Dr. Moutier said that ideally a workplace would have a team of people, who represent various levels in the institution, committed to coming together around this topic, whether in the aftermath of a suicide or working to prevent one.

“It takes time and energy but will not only address things in the moment, but also next steps moving forward,” she said.

Language matters when discussing issues of suicide. For example, Jen Brandt, PhD, AVMA director of well-being, diversity, and inclusion initiatives, would say, “I’m working with someone who is experiencing suicidal thoughts,” rather than, “I’m dealing with someone in a suicidal crisis.”

Say this Instead of this
Died of suicide Committed suicide
Suicide death Successful attempt
Suicide attempt Unsuccessful attempt
Person living with suicidal thoughts or behavior Suicide ideator or attempter
Suicide Completed suicide
(Describe the behavior) Manipulative, cry for help, or suicidal gesture
Working with Dealing with suicidal crisis

Source: Sally Spencer-Thomas, PsyD

Public messaging

The language used when talking about suicide is important, said Dr. Marshall of the AFSP. Discussion can occur in many places, from social media and podcasts to blogs and news stories to email.

“The public messages about suicide can impact those who are grieving, those with lived experience, and those who are vulnerable,” she said. “Unsafe messaging can increase risk of contagion among vulnerable individuals.”

For example, the term “suicide attempt” is acceptable but not “failed attempt” or “unsuccessful attempt” because those terms attach judgment to the attempt.

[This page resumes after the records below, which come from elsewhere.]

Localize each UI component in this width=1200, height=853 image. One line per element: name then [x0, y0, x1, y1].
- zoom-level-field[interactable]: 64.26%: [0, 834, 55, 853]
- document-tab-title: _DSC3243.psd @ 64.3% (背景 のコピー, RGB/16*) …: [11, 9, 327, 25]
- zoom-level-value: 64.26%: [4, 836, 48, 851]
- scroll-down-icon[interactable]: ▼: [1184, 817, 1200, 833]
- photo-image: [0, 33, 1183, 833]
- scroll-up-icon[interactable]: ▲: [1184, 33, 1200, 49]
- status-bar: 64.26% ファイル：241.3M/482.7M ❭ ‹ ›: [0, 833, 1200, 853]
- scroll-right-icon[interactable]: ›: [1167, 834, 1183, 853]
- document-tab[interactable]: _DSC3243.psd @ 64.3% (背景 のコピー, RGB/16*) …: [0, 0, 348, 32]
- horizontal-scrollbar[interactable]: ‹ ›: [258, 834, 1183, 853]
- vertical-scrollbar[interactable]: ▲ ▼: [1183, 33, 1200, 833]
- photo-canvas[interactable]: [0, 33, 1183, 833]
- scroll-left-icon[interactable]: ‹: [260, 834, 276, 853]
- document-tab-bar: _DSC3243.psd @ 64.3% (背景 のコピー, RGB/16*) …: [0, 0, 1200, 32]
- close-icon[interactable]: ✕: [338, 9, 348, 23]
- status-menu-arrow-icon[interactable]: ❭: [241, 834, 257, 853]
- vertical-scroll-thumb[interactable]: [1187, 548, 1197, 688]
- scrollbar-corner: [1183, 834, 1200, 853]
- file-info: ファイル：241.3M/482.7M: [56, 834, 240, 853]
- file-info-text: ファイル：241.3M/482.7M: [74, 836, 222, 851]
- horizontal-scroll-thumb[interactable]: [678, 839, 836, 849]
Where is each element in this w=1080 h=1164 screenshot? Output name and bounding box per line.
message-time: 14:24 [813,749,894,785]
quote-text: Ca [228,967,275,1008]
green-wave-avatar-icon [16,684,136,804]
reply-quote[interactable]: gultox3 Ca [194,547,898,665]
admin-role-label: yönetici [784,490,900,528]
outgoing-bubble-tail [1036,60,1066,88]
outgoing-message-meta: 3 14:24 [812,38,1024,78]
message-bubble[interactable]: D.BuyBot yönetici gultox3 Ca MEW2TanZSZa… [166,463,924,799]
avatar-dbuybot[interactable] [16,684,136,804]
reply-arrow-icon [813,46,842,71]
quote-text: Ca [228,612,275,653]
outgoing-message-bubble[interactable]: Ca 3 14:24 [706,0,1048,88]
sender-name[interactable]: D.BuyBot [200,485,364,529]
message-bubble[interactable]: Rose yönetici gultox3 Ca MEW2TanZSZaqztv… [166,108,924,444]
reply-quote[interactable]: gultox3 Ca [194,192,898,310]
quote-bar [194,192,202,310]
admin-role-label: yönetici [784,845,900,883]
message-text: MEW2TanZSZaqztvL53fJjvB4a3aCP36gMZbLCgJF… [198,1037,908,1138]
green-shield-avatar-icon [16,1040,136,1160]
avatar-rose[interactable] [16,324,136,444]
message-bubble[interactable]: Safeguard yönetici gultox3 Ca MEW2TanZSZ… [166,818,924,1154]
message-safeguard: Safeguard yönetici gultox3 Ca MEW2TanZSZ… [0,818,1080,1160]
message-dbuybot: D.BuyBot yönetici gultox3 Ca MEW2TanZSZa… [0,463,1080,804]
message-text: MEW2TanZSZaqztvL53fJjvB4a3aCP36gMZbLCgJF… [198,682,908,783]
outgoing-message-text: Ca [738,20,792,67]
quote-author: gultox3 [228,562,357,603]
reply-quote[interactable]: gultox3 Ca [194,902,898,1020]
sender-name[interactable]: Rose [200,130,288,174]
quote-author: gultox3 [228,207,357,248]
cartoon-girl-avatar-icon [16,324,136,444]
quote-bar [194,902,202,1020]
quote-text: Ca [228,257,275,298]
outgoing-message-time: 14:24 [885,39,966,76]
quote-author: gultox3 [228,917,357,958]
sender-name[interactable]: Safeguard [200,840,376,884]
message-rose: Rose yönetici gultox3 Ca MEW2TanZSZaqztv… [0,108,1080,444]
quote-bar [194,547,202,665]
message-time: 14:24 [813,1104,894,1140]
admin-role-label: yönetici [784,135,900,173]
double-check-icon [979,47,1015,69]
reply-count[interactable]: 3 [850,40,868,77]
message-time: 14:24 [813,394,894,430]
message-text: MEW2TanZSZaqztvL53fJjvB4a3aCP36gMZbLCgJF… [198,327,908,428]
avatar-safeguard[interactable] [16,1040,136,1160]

And it is acceptable to use the term “died by suicide” but not to use the terms “committed suicide” or “successful suicide” for the same reason, with “committed suicide” sounding similar to “committed a crime.” Or don’t say “veterinary suicide,” but “suicide in the veterinary profession,” because there are reasons for someone to die by suicide that may in fact have nothing to do with their work.

Also avoid the following:

  • Having repeated, prominent, or sensational coverage.
  • Portraying suicide as a common or acceptable response to adversity; avoid glamorizing suicide.
  • Presenting simple explanations for suicide or citing a singular cause on the basis of limited information.
  • Including personal details that encourage identification with the person who died, such as the method and location, because these details can resolve ambivalence in people who are distressed.

“Your message won’t cause suicide, but if you can imagine someone who is struggling, who is ambivalent about taking their life, and if they get messages that help them resolve that ambivalence,” Dr. Marshall said. “We want messages that help them resolve in a positive way and not toward ending their life.”

Helpful suicide messaging should also have some positive or hopeful narrative along with a call to action for help-seeking, either by sharing a lifeline number such as 1-800-273-TALK or a website such as Lifeline. The information should be factual and grounded in research on suicide prevention.

“Don’t speculate on stressors or risk factors except to highlight that suicide is complex and we can’t know who ends their life and for what reasons,” Dr. Marshall said.

By positive messaging, Dr. Marshall means information about actions that people can take to help prevent suicide, how prevention works, that resilience and recovery is possible, and that effective programs and services exist.

Dr. Brandt of the AVMA said, “We know suicide is preventable, and evidence-based resources provide vital guidance into how we can help the profession by minimizing the risk of suicide contagion and maximizing our collective impact.”